滩头阵地上,大夏国的守军正遭受着毫无悬念的单方面屠戮!

一吨重的高爆弹砸入人群,瞬间就能将几十名鲜活的生命撕成血雨。

战士们连敌人的衣角都摸不到,只能憋屈地趴在泥坑里,用血肉之躯去硬抗那毁天灭地的钢铁风暴。

“老板!”

雷教官突然从外面走了进来,脸色凝重的道:“东洋人为了保持精度,舰队往前推进了几公里,有几艘军舰已经进入了20公里的范围,咱们要不要……”

“不能打草惊蛇!”

苏越摇了摇头,深吸了一口气,将胸腔里那股翻腾的怒火强压下去。

他转过身,沿着坑道,步伐稳健地走向了不远处的前线总指挥部。

指挥部的大门半掩着。

里面弥漫着呛人的烟草味和浓浓的绝望气氛。

苏越推门而入,静静地走到了那个巨大的沙盘旁。

孙铁城中将正双手撑在沙盘上,双眼熬得通红,干裂的嘴唇微微颤抖着。

面对不断传来的噩耗,这位老将的脊梁仿佛都被压弯了几分。

“孙将军,这仗不能再这么打下去了。
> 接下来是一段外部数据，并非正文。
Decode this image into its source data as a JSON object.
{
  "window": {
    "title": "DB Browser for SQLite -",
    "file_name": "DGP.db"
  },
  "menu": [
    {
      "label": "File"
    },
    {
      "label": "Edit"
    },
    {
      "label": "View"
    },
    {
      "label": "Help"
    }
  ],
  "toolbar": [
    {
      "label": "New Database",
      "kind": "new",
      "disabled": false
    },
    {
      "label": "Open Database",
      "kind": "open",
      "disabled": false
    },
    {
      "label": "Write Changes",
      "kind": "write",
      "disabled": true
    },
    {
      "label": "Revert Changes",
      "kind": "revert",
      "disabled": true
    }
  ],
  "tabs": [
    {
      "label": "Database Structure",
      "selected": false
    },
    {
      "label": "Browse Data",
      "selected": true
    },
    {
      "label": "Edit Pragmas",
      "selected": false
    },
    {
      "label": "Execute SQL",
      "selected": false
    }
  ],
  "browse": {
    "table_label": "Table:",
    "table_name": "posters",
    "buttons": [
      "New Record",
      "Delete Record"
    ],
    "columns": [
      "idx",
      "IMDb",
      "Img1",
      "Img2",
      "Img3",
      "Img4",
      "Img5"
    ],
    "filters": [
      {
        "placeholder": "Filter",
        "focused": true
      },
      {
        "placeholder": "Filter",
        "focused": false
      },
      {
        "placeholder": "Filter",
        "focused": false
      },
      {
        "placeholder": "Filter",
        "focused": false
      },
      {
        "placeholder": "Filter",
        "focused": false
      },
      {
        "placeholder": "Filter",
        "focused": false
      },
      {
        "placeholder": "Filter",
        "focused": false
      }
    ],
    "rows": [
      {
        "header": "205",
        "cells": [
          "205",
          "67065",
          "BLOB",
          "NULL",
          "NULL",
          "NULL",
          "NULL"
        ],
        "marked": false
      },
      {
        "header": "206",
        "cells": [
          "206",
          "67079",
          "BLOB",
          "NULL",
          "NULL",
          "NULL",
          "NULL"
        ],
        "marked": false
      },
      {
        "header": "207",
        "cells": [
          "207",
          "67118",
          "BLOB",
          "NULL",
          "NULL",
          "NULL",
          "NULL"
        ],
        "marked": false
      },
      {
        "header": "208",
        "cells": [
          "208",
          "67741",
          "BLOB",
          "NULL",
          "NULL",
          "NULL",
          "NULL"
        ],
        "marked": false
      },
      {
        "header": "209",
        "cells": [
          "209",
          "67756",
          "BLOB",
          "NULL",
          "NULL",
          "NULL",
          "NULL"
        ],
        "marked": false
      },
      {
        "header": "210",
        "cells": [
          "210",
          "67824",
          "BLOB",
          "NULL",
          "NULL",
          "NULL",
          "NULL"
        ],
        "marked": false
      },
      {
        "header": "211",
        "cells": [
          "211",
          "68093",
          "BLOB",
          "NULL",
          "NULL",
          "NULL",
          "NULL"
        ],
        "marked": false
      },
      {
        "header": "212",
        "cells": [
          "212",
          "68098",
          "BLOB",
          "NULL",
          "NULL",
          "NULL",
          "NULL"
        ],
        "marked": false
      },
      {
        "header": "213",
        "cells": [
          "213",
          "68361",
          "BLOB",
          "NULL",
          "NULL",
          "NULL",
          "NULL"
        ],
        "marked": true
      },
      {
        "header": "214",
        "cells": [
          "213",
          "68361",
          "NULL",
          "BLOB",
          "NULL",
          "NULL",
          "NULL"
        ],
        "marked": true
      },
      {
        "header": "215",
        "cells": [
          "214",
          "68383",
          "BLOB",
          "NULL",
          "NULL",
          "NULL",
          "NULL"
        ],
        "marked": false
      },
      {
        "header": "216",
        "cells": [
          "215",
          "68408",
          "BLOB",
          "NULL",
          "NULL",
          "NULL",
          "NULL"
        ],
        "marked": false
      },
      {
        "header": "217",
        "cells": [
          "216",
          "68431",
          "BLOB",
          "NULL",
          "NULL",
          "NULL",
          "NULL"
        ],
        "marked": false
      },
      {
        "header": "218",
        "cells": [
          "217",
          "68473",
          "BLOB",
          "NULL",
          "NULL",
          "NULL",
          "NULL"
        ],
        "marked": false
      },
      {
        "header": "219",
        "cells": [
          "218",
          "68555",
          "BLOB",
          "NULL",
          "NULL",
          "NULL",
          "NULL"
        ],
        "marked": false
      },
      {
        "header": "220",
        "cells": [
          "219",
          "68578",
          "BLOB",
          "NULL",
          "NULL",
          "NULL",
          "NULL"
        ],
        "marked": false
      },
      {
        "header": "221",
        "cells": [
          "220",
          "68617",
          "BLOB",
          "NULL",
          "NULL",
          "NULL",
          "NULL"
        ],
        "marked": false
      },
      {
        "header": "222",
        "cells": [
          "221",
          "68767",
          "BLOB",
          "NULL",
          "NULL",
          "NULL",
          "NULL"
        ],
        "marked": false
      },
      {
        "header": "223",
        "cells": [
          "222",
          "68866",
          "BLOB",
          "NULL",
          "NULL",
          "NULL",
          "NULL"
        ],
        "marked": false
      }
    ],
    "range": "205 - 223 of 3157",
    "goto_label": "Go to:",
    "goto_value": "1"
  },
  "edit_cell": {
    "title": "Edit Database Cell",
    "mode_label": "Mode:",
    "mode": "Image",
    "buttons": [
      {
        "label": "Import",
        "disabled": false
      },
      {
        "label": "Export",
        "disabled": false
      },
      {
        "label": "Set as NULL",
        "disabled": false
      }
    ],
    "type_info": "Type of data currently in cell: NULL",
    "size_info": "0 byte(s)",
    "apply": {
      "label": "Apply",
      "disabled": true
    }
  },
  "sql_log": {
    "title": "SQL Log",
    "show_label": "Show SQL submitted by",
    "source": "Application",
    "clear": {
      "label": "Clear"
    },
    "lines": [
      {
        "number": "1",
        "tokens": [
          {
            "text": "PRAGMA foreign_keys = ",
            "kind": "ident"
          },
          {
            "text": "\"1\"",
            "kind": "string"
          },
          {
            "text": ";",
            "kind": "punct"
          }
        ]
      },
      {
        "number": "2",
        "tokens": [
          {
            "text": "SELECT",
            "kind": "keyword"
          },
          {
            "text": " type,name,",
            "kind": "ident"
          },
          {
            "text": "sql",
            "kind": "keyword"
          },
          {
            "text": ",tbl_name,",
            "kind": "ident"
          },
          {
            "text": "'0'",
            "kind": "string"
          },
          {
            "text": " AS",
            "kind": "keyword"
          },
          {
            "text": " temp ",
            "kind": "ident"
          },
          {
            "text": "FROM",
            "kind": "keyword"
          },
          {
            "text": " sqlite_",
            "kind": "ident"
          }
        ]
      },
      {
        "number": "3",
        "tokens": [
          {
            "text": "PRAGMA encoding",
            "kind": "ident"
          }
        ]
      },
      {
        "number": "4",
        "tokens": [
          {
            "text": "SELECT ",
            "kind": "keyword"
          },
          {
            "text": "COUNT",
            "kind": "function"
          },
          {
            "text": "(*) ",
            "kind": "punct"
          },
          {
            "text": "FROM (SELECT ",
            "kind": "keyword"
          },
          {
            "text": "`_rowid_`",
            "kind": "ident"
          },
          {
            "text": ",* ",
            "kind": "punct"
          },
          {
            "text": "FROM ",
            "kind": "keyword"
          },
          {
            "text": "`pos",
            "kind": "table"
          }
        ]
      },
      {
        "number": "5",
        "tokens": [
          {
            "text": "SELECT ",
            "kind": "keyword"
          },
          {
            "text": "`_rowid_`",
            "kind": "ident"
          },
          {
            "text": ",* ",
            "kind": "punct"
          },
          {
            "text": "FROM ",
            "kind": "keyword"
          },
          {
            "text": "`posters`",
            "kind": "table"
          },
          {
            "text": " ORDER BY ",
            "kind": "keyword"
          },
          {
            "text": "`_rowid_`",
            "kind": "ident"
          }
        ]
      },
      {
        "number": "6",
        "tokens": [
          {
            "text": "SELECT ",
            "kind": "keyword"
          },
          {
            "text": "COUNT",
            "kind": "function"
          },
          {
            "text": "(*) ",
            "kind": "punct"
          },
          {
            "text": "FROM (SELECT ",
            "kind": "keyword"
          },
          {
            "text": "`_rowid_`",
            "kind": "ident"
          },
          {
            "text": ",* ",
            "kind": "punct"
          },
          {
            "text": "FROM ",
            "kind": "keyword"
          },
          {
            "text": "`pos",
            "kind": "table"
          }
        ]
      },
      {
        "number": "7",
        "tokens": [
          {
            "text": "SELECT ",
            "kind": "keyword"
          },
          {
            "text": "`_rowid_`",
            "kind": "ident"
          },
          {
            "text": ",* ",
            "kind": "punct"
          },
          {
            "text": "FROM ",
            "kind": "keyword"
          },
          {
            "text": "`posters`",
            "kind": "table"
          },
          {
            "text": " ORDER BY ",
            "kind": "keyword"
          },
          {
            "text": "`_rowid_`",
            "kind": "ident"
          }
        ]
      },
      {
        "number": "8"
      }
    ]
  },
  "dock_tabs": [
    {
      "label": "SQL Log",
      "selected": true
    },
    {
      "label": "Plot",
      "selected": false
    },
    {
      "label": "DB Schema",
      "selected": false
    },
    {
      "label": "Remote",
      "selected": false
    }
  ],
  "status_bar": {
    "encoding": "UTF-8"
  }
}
”

苏越的声音平缓而有力,打破了屋内的死寂。

孙铁城抬起头,满脸苦涩地长叹了一声:“苏老弟,你当我不心疼底下的弟兄吗?”

“但我们现在完全没有还手之力啊!”

苏越伸出手指,在沙盘上那条海岸线后方二十多公里的位置,重重地点了一下。

“那就别在滩头上给他们当活靶子!”

“让部队交替掩护,全体后撤几十里,退到内陆的复杂地形里去!”

听到这个建议,指挥部里的参谋们倒吸了一口凉气。

孙铁城更是连连摇头,面露难色:“后撤?”

“金陵统帅部的军令如山,要求我们寸土不让!”

“如果我今天下令退兵,丢失国土的骂名谁来承担?明天我就得上军事法庭吃枪子啊!”

苏越直视着这位老将的眼睛,沉声道:“如果我告诉你,后撤之后我有办法解决掉海面上的那些东洋军舰呢?”